И повитуха осторожно потянула веревку с плеча Феодосьи.
Феодосья вздрогнула и вцепилась в свою ношу.
— Аз ношу ея, чтоб было мне тяжелей. Христос нес крест на плечах своих. Что же я, не стоящая волоска Его, буду ходить налегке?
Она помолчала и сказала жалобно:
— И вдруг я встречу на дороге Агуюшку, куда же я уложу его?
— Как можешь ты повстречать Агеюшку, Феодосья? — теряя терпение, зашумела Матрена. — Его волки задрали! Душа его уж на небесах! Там его колыбелька, золотая, а то и хрустальная! Брось ты эту колоду липовую, гляди, она уж серая вся от дождя! Солома в ней сгнила!
У Феодосьи дрожали веки и ресницы. И алая прожилка в зенице, похожая на тонкий мочальный корешок, разливалась от розового влажного уголка, окрашивая око наваром шиповника.

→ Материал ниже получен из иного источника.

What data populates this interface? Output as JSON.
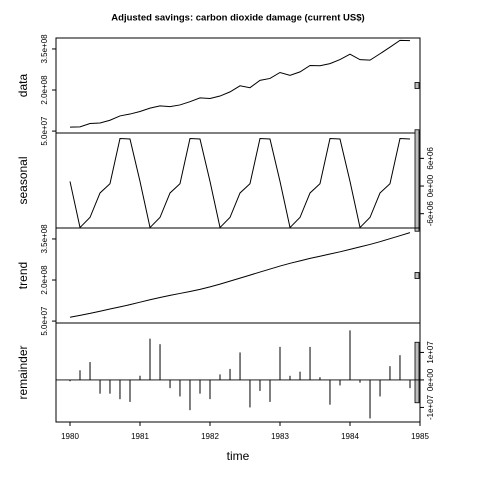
{
  "chart_data": {
    "type": "line",
    "title": "Adjusted savings: carbon dioxide damage (current US$)",
    "xlabel": "time",
    "x": [
      1980,
      1980.143,
      1980.286,
      1980.429,
      1980.571,
      1980.714,
      1980.857,
      1981,
      1981.143,
      1981.286,
      1981.429,
      1981.571,
      1981.714,
      1981.857,
      1982,
      1982.143,
      1982.286,
      1982.429,
      1982.571,
      1982.714,
      1982.857,
      1983,
      1983.143,
      1983.286,
      1983.429,
      1983.571,
      1983.714,
      1983.857,
      1984,
      1984.143,
      1984.286,
      1984.429,
      1984.571,
      1984.714,
      1984.857
    ],
    "xlim": [
      1979.8,
      1985.0
    ],
    "xticks": [
      1980,
      1981,
      1982,
      1983,
      1984,
      1985
    ],
    "scale_bar": 22000000,
    "series": [
      {
        "name": "data",
        "type": "line",
        "color": "#000000",
        "axis_side": "left",
        "ylim": [
          43000000,
          390000000
        ],
        "yticks": [
          {
            "value": 50000000,
            "label": "5.0e+07"
          },
          {
            "value": 200000000,
            "label": "2.0e+08"
          },
          {
            "value": 350000000,
            "label": "3.5e+08"
          }
        ],
        "values": [
          64500000.0,
          65500000.0,
          77700000.0,
          79500000.0,
          89500000.0,
          105300000.0,
          112200000.0,
          121500000.0,
          134000000.0,
          142200000.0,
          139500000.0,
          145500000.0,
          157300000.0,
          171200000.0,
          169000000.0,
          178000000.0,
          193200000.0,
          215500000.0,
          208500000.0,
          235300000.0,
          242200000.0,
          264000000.0,
          253500000.0,
          266200000.0,
          289500000.0,
          288500000.0,
          296300000.0,
          311200000.0,
          331000000.0,
          311000000.0,
          309200000.0,
          332500000.0,
          356500000.0,
          381300000.0,
          380200000.0
        ]
      },
      {
        "name": "seasonal",
        "type": "line",
        "color": "#000000",
        "axis_side": "right",
        "ylim": [
          -9100000,
          11500000
        ],
        "yticks": [
          {
            "value": -6000000,
            "label": "-6e+06"
          },
          {
            "value": 0,
            "label": "0e+00"
          },
          {
            "value": 6000000,
            "label": "6e+06"
          }
        ],
        "values": [
          1000000.0,
          -9000000.0,
          -6800000.0,
          -1500000.0,
          500000.0,
          10300000.0,
          10200000.0,
          1000000.0,
          -9000000.0,
          -6800000.0,
          -1500000.0,
          500000.0,
          10300000.0,
          10200000.0,
          1000000.0,
          -9000000.0,
          -6800000.0,
          -1500000.0,
          500000.0,
          10300000.0,
          10200000.0,
          1000000.0,
          -9000000.0,
          -6800000.0,
          -1500000.0,
          500000.0,
          10300000.0,
          10200000.0,
          1000000.0,
          -9000000.0,
          -6800000.0,
          -1500000.0,
          500000.0,
          10300000.0,
          10200000.0
        ]
      },
      {
        "name": "trend",
        "type": "line",
        "color": "#000000",
        "axis_side": "left",
        "ylim": [
          43000000,
          390000000
        ],
        "yticks": [
          {
            "value": 50000000,
            "label": "5.0e+07"
          },
          {
            "value": 200000000,
            "label": "2.0e+08"
          },
          {
            "value": 350000000,
            "label": "3.5e+08"
          }
        ],
        "values": [
          64000000.0,
          71000000.0,
          78000000.0,
          86000000.0,
          94000000.0,
          102000000.0,
          110000000.0,
          119000000.0,
          128000000.0,
          136000000.0,
          144000000.0,
          151000000.0,
          158000000.0,
          166000000.0,
          175000000.0,
          185000000.0,
          196000000.0,
          207000000.0,
          218000000.0,
          229000000.0,
          240000000.0,
          251000000.0,
          261000000.0,
          270000000.0,
          279000000.0,
          287000000.0,
          295000000.0,
          303000000.0,
          312000000.0,
          321000000.0,
          330000000.0,
          340000000.0,
          351000000.0,
          362000000.0,
          373000000.0
        ]
      },
      {
        "name": "remainder",
        "type": "bar",
        "color": "#000000",
        "axis_side": "right",
        "ylim": [
          -15300000,
          20700000
        ],
        "yticks": [
          {
            "value": -10000000,
            "label": "-1e+07"
          },
          {
            "value": 0,
            "label": "0e+00"
          },
          {
            "value": 10000000,
            "label": "1e+07"
          }
        ],
        "values": [
          -500000.0,
          3500000.0,
          6500000.0,
          -5000000.0,
          -5000000.0,
          -7000000.0,
          -8000000.0,
          1500000.0,
          15000000.0,
          13000000.0,
          -3000000.0,
          -6000000.0,
          -11000000.0,
          -5000000.0,
          -7000000.0,
          2000000.0,
          4000000.0,
          10000000.0,
          -10000000.0,
          -4000000.0,
          -8000000.0,
          12000000.0,
          1500000.0,
          3000000.0,
          12000000.0,
          1000000.0,
          -9000000.0,
          -2000000.0,
          18000000.0,
          -1000000.0,
          -14000000.0,
          -6000000.0,
          5000000.0,
          9000000.0,
          -3000000.0
        ]
      }
    ]
  }
}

С того самого мгновения, как Агеюшка исчез прямо из избы у хозяйственных ворот, от окошка, подле которого играл чудной скляницей с мандарином, заключенным внутри, Тотьма разделилась на два стана. Феодосия утвердилась во мнении, что чадце вознеслось на небеса призывом Господа, возжелавшего Агеюшку в ангелы. Все остальные держались версии о волках: в то лето, несмотря на изобилие дичи в лесах, завелся в окрестностях Леденьги бешеный волк, жуткий, индо сам дьявол! И либо он сам утащил чадце, либо по его приказанию совершила сей кровавый ужас его верная волчица. Дворовые люди, подвергнутые битью розгами, даже и признались, что видали, как мелькнула за частоколом серая косматая шкура. Ей-ей, теперь-то холопы точно вспомнили, что зрили волка. Да тогда решили, что бегает сие обычный пес.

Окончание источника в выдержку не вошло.